When I wrote ‘Love Will Be a River’ I hadn’t really written love songs before, and I didn’t want to make it clichéd so I started with what love isn’t. That’s kind of how the verse goes.
 
Lyrics are obviously important to you. What are you most proud of in the album, that you think “I can’t believe I wrote that”?
My passion is lyrics. That’s the thing that I really love the most.
 
So they come first as well?
Yeah, often. When I wrote ‘Lady of the Valley’, I remember writing the line “Gold rolling through her cold veins to the river down below / When I see her I know that I am home.” I remember being particularly stoked with that lyric.
 
Beautiful. That is a great line. Your lyrics are so focused on nature: rivers and oceans and valleys. At the Folk Festival we were talking about areas and how songs can have a particular spirit of a place. Do you find that having left the South Island and gone back, that you have brought new songs with you on the journey home?

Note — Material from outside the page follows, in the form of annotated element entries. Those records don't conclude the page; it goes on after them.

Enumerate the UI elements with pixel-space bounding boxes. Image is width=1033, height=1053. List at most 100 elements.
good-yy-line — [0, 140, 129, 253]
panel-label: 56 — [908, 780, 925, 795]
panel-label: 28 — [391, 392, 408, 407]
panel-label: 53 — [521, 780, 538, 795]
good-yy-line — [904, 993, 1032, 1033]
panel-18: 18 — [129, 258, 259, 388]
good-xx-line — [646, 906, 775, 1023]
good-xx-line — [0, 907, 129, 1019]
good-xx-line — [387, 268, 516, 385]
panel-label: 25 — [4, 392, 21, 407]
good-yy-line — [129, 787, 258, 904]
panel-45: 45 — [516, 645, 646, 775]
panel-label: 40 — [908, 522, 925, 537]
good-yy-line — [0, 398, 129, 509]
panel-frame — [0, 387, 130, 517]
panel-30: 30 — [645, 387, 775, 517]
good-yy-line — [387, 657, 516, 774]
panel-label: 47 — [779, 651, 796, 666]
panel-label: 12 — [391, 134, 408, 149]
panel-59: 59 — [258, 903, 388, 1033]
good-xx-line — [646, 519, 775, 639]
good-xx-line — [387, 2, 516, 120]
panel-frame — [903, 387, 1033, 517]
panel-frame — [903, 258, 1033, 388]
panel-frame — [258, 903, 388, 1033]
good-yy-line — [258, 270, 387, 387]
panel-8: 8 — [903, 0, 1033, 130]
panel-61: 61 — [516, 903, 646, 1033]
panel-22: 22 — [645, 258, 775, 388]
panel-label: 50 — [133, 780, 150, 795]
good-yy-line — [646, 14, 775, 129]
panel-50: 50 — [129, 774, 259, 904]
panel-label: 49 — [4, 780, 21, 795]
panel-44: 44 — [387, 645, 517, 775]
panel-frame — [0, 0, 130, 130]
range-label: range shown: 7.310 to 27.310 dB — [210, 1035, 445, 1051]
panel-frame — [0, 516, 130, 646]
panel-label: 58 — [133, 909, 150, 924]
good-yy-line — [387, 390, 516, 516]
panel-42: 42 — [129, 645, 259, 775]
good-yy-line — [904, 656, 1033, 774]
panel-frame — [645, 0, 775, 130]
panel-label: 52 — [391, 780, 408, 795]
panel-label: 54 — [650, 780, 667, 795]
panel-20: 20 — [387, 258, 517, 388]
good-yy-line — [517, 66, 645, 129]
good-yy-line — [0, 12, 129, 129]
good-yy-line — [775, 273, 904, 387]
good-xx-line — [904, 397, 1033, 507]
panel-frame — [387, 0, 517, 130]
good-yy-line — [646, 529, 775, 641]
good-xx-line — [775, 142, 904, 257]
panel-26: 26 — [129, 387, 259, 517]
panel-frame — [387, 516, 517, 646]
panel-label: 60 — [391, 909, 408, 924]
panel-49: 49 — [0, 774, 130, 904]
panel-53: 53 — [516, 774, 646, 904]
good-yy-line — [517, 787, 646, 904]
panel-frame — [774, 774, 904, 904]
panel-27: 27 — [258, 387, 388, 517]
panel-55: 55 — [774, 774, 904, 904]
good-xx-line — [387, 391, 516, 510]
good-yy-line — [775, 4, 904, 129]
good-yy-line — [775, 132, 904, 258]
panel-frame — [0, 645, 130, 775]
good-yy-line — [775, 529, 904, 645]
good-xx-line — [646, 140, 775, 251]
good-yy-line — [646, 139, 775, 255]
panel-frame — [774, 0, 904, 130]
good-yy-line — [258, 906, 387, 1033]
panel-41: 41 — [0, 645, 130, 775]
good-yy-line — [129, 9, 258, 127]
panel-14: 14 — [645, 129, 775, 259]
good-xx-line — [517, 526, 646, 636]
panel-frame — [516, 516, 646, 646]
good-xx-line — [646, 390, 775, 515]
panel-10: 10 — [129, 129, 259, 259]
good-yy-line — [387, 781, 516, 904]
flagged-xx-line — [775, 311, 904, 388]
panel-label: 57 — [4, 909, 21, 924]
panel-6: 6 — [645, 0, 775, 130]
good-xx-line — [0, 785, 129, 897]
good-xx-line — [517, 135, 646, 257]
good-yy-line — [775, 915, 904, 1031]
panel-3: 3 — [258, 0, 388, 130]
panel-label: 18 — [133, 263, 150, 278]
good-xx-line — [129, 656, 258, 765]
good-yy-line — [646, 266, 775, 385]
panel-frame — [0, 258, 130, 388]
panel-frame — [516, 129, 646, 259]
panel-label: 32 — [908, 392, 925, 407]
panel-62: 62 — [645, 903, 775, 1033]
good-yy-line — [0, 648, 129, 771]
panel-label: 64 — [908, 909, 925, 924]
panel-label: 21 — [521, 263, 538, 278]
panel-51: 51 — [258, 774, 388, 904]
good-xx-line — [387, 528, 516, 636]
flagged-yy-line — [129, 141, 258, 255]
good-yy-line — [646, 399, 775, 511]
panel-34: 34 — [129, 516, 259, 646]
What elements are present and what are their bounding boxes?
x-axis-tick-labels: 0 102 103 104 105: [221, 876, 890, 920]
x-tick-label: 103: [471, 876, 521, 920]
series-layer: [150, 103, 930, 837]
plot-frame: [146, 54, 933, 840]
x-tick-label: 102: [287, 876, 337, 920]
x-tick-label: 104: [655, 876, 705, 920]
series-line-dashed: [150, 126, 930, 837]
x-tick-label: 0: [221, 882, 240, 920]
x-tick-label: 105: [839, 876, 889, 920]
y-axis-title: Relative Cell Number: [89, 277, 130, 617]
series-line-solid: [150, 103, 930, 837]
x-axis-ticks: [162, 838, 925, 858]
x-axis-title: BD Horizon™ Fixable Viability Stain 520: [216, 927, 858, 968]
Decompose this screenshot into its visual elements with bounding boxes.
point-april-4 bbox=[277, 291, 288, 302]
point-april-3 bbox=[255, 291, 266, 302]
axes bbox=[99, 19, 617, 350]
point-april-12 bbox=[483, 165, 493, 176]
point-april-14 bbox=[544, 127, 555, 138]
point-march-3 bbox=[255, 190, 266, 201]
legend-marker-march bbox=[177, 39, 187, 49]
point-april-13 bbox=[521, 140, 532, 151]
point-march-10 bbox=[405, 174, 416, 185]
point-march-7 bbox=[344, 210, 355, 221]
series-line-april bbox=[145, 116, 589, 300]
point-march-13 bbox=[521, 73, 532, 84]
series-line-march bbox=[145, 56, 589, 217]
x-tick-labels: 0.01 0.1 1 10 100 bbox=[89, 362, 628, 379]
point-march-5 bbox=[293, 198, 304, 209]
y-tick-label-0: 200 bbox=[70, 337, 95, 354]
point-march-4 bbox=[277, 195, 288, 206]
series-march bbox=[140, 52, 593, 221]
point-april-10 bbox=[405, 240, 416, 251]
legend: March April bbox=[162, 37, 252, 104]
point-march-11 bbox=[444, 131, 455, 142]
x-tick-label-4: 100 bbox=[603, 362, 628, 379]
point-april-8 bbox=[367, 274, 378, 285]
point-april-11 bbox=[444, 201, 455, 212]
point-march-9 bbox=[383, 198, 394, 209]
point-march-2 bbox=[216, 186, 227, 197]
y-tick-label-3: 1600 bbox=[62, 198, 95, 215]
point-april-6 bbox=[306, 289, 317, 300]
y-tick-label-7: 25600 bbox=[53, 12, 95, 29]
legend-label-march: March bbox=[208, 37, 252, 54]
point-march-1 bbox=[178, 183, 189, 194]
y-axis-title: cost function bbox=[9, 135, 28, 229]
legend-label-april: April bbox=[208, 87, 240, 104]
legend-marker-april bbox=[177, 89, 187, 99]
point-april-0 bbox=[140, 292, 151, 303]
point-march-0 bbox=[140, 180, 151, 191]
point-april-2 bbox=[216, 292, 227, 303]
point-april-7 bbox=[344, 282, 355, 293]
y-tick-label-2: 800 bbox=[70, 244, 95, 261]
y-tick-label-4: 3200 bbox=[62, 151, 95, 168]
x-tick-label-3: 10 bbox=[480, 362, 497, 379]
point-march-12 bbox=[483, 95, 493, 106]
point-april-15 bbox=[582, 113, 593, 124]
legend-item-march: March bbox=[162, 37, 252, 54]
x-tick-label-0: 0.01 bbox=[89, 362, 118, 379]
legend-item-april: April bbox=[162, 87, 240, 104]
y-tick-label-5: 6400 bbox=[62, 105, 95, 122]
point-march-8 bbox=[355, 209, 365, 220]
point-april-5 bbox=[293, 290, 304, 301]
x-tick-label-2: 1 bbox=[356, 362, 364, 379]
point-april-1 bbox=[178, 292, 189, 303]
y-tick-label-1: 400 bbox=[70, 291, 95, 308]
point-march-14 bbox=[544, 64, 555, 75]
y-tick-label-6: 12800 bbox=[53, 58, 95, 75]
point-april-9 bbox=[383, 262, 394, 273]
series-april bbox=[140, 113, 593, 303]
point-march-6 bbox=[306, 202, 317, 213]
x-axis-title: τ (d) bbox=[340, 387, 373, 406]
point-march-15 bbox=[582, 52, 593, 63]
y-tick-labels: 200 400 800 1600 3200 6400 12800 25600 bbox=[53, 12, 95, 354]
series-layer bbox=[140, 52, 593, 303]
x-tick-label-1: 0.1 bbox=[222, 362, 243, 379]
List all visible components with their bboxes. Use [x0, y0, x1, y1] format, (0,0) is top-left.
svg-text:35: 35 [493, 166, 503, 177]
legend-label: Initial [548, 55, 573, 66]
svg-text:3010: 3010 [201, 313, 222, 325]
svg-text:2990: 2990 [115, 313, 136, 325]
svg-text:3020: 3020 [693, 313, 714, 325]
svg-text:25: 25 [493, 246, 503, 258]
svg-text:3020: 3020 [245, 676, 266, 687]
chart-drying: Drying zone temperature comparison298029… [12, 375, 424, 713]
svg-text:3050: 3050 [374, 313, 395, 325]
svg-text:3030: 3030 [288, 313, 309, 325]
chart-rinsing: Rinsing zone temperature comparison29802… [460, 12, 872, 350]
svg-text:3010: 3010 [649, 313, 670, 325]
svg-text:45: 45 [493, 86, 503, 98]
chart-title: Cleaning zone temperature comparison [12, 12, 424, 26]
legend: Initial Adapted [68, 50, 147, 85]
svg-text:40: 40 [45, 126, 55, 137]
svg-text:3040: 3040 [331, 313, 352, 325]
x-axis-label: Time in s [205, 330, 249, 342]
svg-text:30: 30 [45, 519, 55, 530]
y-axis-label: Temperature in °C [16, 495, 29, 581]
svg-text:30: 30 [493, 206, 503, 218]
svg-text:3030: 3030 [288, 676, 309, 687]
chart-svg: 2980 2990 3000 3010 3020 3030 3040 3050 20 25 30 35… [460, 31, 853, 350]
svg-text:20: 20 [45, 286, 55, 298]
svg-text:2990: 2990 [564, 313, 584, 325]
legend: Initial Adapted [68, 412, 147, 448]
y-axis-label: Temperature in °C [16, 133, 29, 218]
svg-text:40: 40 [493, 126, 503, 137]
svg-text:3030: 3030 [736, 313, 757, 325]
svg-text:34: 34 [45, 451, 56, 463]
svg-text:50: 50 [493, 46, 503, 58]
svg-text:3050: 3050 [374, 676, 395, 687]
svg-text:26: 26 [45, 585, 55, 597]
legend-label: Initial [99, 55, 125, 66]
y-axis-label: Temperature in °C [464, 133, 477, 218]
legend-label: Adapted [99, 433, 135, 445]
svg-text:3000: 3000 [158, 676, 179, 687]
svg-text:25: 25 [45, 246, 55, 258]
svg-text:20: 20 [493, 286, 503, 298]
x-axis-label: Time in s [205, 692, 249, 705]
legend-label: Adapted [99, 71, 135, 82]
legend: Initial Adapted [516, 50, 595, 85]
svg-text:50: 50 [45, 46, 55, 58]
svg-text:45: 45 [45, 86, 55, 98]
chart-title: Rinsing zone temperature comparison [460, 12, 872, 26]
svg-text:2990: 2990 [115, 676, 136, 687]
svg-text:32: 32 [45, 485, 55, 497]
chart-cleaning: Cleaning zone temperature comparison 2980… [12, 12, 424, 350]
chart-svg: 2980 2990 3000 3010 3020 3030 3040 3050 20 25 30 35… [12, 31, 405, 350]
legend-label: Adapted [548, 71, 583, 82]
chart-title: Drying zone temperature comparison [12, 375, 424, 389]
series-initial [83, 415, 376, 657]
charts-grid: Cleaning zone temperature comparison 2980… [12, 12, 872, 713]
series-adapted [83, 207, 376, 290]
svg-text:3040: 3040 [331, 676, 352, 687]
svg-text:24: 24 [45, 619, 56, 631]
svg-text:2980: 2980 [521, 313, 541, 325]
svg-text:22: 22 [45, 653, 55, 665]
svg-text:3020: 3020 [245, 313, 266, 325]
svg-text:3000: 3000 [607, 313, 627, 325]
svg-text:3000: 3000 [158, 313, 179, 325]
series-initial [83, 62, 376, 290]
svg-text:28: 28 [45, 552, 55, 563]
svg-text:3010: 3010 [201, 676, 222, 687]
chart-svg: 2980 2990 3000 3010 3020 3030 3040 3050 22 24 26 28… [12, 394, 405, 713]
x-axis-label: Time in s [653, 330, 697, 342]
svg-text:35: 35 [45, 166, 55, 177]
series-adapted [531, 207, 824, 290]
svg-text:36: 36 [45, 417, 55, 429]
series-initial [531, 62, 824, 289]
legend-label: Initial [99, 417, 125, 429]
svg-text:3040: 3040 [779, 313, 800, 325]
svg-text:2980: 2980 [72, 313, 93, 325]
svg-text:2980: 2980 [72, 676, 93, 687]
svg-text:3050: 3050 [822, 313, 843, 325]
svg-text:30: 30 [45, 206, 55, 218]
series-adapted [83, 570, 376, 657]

Yes. The songs I wrote when I lived in Auckland were different.
 
One of my new songs called ‘Farewell’ is about leaving home and moving to the city. The first half I wrote as we were driving away from Queenstown for the first time to move up to Auckland.
 
“Farewell, I’ll miss you something fierce / The place I grew, the love I knew for all my dawning years” as we were literally driving out through the Kawarau Gorge.
 
The chorus says “I’m going to a forest where the river’s black with sin / Iron trees don’t bend in the breeze”. I was trying to make the city into something natural.
 
The songs I wrote in Auckland, you can definitely tell that I’m writing them in a city but that I’m still longing for home.
 
Is another album blowin’ in the wind?
Yes. Recording For the Weary Traveler it took sixteenth months and [in that time] I couldn’t write a thing. I was so caught up in trying to pull it together that my creative flow was broken. It was all going into the album, which was necessary but frustrating.
 
The week after I released it, I wrote two new songs. Since then I’ve written about seven new songs.
 
I’m waiting till we get back from the States because I feel like I’m going to write some good stuff over there inspired by New Mexico and various travels. I feel like that trip will be a big part of the album.
 
Thanks Holly, and well done. Any final words?
I’d love to give a shout out to Steve Roberts who engineered and produced the album.